THERE are so many moments to cherish with kids, and also so many times when you are so very, very bored. Like these:
Pushing your child on a swing, in which momentum and kinetic force combine to turn seconds into hours
Waiting in their room for them to fall asleep when you’re not allowed to scroll your phone because it keeps them awake
Listening to them talk about Roblox, Minecraft or Fortnite, wondering what part of your stupefied face says ‘Tell me more, my angel’

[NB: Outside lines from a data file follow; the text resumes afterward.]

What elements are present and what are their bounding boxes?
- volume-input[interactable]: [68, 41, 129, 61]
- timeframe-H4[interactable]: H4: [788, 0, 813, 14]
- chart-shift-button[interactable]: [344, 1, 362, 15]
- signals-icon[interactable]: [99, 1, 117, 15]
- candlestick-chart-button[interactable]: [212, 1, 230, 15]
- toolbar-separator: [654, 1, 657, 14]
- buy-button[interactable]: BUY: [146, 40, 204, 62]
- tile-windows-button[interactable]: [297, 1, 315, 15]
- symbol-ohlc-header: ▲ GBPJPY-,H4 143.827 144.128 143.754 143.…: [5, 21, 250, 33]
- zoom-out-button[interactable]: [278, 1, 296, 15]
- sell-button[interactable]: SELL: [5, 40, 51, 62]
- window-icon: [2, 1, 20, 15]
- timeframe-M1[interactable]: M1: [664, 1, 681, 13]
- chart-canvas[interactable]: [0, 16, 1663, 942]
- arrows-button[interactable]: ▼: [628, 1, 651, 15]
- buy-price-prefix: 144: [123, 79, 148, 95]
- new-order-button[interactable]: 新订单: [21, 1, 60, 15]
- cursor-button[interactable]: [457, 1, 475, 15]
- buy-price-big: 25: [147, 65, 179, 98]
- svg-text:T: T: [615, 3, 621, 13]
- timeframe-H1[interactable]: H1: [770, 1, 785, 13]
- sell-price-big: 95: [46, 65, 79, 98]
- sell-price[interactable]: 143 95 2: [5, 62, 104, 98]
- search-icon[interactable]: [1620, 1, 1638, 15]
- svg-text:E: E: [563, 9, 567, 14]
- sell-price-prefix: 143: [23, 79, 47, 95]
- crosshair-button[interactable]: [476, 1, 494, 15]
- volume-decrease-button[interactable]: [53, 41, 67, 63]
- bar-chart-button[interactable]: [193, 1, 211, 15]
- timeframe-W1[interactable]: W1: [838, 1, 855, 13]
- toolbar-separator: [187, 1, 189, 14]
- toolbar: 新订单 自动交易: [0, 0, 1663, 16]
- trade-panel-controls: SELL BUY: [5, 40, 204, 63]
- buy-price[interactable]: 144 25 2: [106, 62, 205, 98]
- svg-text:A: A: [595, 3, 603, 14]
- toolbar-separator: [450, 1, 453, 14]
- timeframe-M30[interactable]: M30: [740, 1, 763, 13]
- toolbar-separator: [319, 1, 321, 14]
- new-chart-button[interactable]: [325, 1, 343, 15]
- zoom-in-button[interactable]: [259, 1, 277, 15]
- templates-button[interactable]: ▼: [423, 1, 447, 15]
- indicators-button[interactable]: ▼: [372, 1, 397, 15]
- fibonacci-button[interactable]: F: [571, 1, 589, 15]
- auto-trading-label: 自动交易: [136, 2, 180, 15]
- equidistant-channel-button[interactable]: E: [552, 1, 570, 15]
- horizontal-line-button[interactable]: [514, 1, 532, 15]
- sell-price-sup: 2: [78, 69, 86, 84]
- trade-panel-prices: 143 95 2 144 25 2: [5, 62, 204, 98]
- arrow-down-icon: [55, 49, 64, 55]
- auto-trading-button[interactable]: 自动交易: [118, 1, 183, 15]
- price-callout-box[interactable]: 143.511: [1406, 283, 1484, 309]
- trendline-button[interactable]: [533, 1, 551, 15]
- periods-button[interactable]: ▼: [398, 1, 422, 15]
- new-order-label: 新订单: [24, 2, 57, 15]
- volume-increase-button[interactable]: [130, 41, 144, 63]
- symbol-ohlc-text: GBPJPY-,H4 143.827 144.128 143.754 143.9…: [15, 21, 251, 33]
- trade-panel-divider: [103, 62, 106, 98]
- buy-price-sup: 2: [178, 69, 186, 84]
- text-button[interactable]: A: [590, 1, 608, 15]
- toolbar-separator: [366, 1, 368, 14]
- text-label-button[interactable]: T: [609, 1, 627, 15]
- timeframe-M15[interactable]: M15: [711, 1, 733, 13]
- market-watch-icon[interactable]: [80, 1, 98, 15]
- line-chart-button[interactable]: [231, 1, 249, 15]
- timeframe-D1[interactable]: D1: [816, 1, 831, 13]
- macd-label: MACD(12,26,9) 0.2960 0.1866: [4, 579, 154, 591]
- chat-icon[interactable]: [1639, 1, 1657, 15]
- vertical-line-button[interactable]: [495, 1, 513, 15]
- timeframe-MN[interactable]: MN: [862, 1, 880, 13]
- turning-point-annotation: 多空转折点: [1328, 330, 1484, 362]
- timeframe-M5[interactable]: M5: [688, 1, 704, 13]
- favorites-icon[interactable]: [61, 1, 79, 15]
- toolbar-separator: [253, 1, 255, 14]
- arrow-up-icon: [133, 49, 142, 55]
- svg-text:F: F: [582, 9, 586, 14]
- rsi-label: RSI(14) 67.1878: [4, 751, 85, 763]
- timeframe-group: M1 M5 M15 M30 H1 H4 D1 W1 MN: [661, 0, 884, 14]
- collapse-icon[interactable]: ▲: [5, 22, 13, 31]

Walking down the street with a toddler examining every fascinating new paving stone
Doing f**king phonics with the Oxford Reading Tree
Reading their favourite bedtime story that you’ve read so many times you quote it to strangers
The wipe wait, because there’s nothing like hanging around with loo roll in hand ready for a child to finish shitting to remind you of what you’ve become
Washing laundry, the job that never, ever ends
Harvest Festival; the hymns, the poems about autumn leaves, the Bible story by Year 6, then watching every single child in the school walk slowly down a long church aisle to place a tin of beans on a table
Sports Day, where after a while you’ll be so bored you don’t even notice your own child triumph at the egg-and-spoon
Breakfast, lunch, dinner, all the snacks: making food has become so very, very dull
Watching them put their shoes on badly, like dicks, resisting shouting ‘Hurry the f**k up’
Playing an interminable boardgame they’ve drawn and devised that doesn’t have any rules except they win
Preparing pass-the-parcel for their birthday parties, ie wrapping the same parcel 12 bloody times
Waiting for the shitty animated movie they’ve chosen for Movie Night to finish so you can start drinking. F**k it, Elsa won’t know. Start now.